Thierry Breton s’oppose à la désindexation des pensions de retraite pour les aisés

Le dimanche 16 août 2026, Thierry Breton, ancien ministre de l’Économie et potentiel candidat à l’élection présidentielle, a exprimé son désaccord face à la proposition du gouvernement de procéder à une désindexation partielle des pensions de retraite, en particulier pour les retraités les plus aisés. Cette mesure, envisagée dans le cadre du budget 2027, suscite de vives réactions et soulève des questions sur la gestion des retraites en France.

EN BREF

  • Thierry Breton critique la désindexation des pensions pour les retraités aisés.
  • Il appelle le gouvernement à assumer ses choix concernant la réforme des retraites.
  • Le nom de Breton circule comme potentiel candidat à l’élection présidentielle.

Dans une interview accordée à BFMTV, Thierry Breton a affirmé : « C’est une très mauvaise idée. Je pense qu’il ne faut pas toucher aux retraités. » Il a souligné que le gouvernement doit « assumer » sa décision de suspendre la réforme des retraites, une mesure récemment acceptée pour éviter une censure à l’Assemblée nationale. Cette suspension, convenue par Sébastien Lecornu avec les socialistes, a pour effet de maintenir les conditions actuelles de retraite sans modification.

Breton a insisté sur le fait que renoncer à des réformes implique également des coûts. « Quand on renonce, on paie toujours », a-t-il déclaré, ajoutant que le raisonnement selon lequel les retraités devraient supporter le poids de la réforme est inacceptable.

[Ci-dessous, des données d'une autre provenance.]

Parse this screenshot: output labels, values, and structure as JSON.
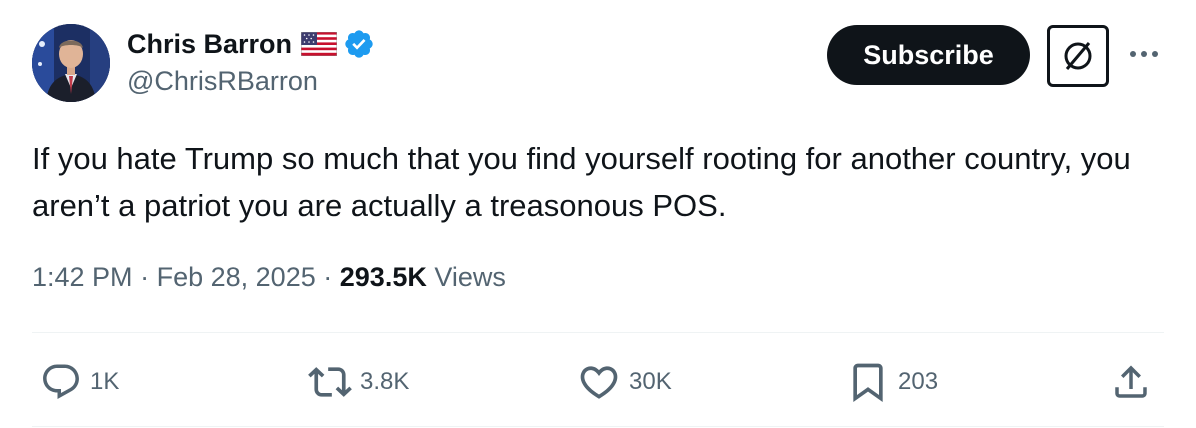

Pour lui, la proposition de désindexation des pensions ne fait que transférer la responsabilité de la gestion budgétaire sur les retraités.

Le potentiel de Thierry Breton comme candidat à l’élection présidentielle a été évoqué par François Bayrou. Ce dernier a mentionné plusieurs personnalités politiques, dont Édouard Philippe et Gabriel Attal, qui ont déjà annoncé leur intention de se présenter. En réponse à ces spéculations, Breton a déclaré : « J’en suis très honoré. Maintenant, pour moi, il n’y a rien de nouveau sous le soleil. » Il a également précisé que le débat reste ouvert avec d’autres candidats potentiels tels que Jean Castex et Bruno Le Maire.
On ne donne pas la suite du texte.